Alternate Pin Functions - TeensyUser/doc GitHub Wiki
TBD: Information about how to enable / switch the alternate pin functions
PaulStoffregen First you need to understand every pin has a 8-way mux which connects it to 1 of 8 possible functions. This is described in chapter 10 of the reference manual, where you can find a huge table that shows all 8 mux possibilities for every pin. Use the schematic to translate Arduino pin numbers to Freescale's native names in that table.
You didn't mention specific pins, so I'm going to talk about pin 5. From the schematic, you can see that's "PTD7". You can find it on the very last line of the huge table, on page 209 of the MK20DX256 reference manual.
This pin has 5 of the 8 mux channels implemented. So when the pin's mux is configured to 1 (called "ALT1"), the pin is controlled by the GPIO module. Then it's set to ALT4, the pin is controlled by FTM0_CH7.
So, to answer your original question, yes you can switch between FTM input capture and FTM output compare. But both of those require the mux to be set to ALT4. Then to change how the FTM timer uses FTM0_CH7, you would write to the FTM0_C7SC register. The 4 bits MSB,MSA,ELSB,ELSA documented on pages 783-784 directly control whether the pin is PWM, input capture, output compare or other modes. Changing those 4 bits causes the pin to become an input or output, depending on which way the FTM uses it.
However, the FTM0 timer only controls pin 5 (PTD7) when its mux is set to ALT4. If you use pinMode(5, OUTPUT), the pinMode function will set the mux to ALT1, so the pin becomes controlled by the GPIO hardware. When GPIO has control of the pin, it becomes input vs output depending on the GPIOD_PDDR register.
Likewise, when the pin's mux is configured to the other settings, the pin is effectively disconnected from GPIO & FTM and fully controlled by whatever module you selected. If you use ALT2, then the pin is fully controlled by the CMT timer (eg, used by the IrRemote library). Using ALT0 (the default) put the pin's hardware into a low power disabled state, even if the FTM and GPIO are running.
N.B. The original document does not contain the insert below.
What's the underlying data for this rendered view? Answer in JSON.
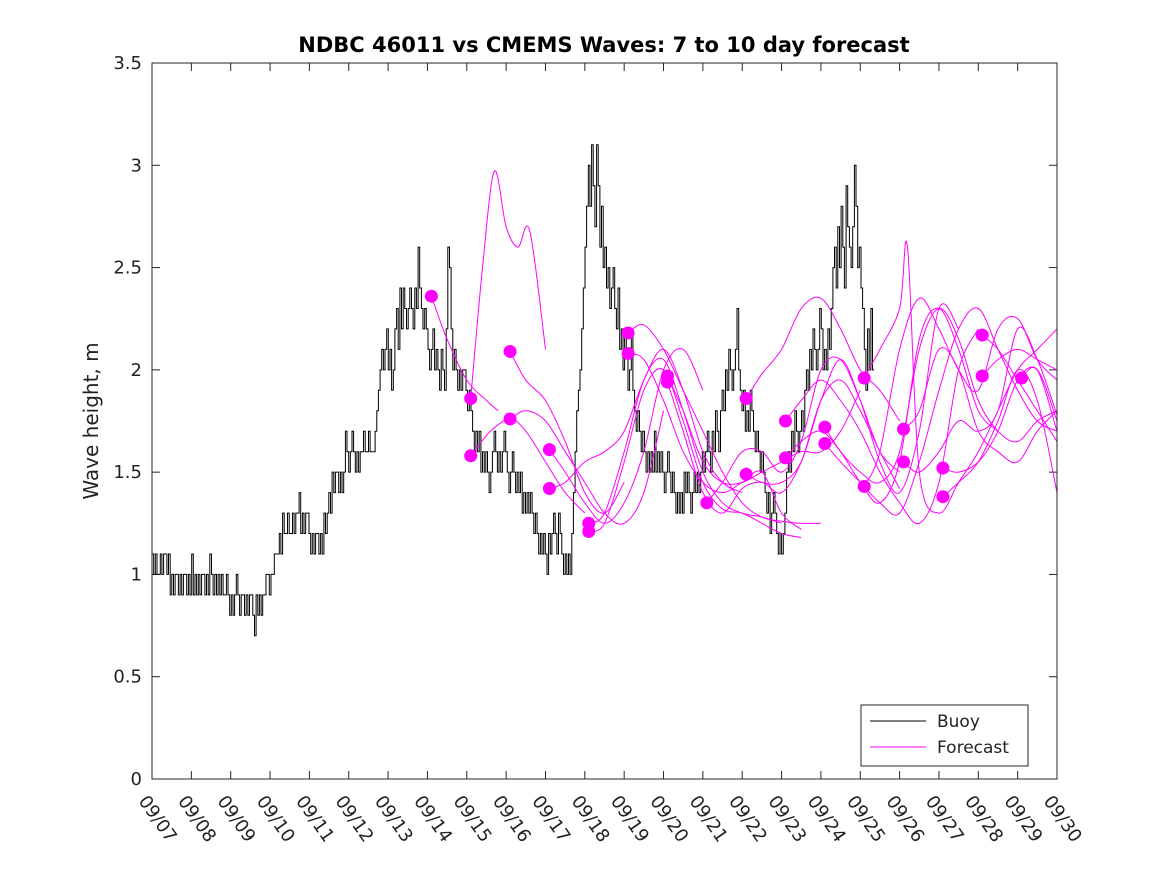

As long as the mux is configured for anything other than ALT4, that pin is effectively disconnected from the FTM0 timer and you can change from input capture to output compare or any other feature of the FTM timer by writing to FTM0_C7SC and the other FTM registers. But if you start mixing pinMode and other non-FTM usage, you must be aware of the pin mux. Only 1 of the 8 possible functions fully controls the pin at a time. The other 7 have no effect, so if you switch the mux to ALT1 for GPIO, the FTM no longer has access to the pin.
While this doesn't pertain directly to your situation, for the sake of completeness (for anyone who later finds this by searching), the very similar TPM timers (which we sometimes mistakenly call FTM for the sake of software compatibility, especially on Teensy LC) have a few minor differences. Their "SC" registers that configure the modes like input capture vs output compare can not directly change modes like FTM can. The register bits and everything else looks virtually identical, but the TPM's SC register must first be written to zero, and then you must wait a brief delay until the write takes effect (if the TPM is running from a slow clock). The TPM ignores any changes to its SC channel config registers if you don't first clear them to zero, but it defaults to zero from hardware reset, so your first write to the SC register will always succeed (and the Teensyduino startup code initializes them all to the mode used for PWM by analogWrite). Simple if you know about this little gotcha, but incredibly frustrating if you try porting complex FTM code to the TPM timers and don't know you have to clear them to zero to get any config changes to take effect!